IHG mulling bids for Movenpick, Fairmont; IHG’s talks with Starwood failed due to regulatory concerns
InterContinental Hotels Group (IHG) is mulling takeover offers for Canadian rival Fairmont and Swiss competitor Movenpick, The Sunday Times reported. The newspaper cited insiders who said IHG had yet to decide whether to approach either target. IHG’s management team is “conservative” and would not be drawn into an expensive bid battle, according to one source cited by the newspaper.
IHG, an FTSE-100 hotels operator, on 30 July said it was not in discussions regarding an offer for Stamford, Connecticut-based rival Starwood Hotels and Resorts [NYSE:HOT]. The denial followed a Financial Times report the same day that said IHG and Starwood were in preliminary talks about a deal, with Bank of America Merrill Lynch advising IHG on the talks.
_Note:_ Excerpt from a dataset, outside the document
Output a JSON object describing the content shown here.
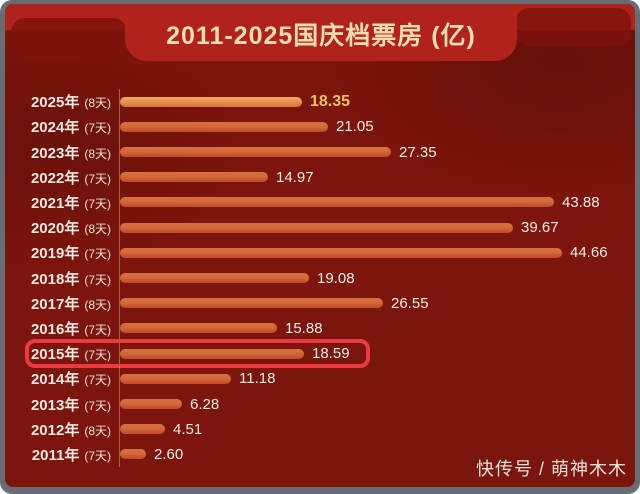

The Sunday Times cited senior City sources who said Starwood and IHG had talks earlier in the year regarding a potential deal. The discussions did not go any further due to regulatory problems, the sources added.
The article noted talk that Starwood is now conducting a formal sale process. Insiders cited by the newspaper said the French hotels operator Accor and Parsippany, New Jersey-based counterpart Wyndham Worldwide (NYSE:WYN) are interested in in buying Starwood.
Fairmont began a sale process this year with Deutsche Bank advising, the report said. The Qatar government holds a majority stake in Fairmont.
Insiders cited by the report said IHG would be competing against sovereign wealth funds from Asia if it decided to make offers for Movenpick and Fairmont.
IHG refused to comment, while Movenpick and Fairmont did not reply when asked for comment, the article said. Deutsche Bank refused to comment, according to the report.
InterContinental Hotel Group’s market capitalisation stood at GBP 6.37bn (EUR 9.06bn) at the close of trading in London on Friday, 31 July.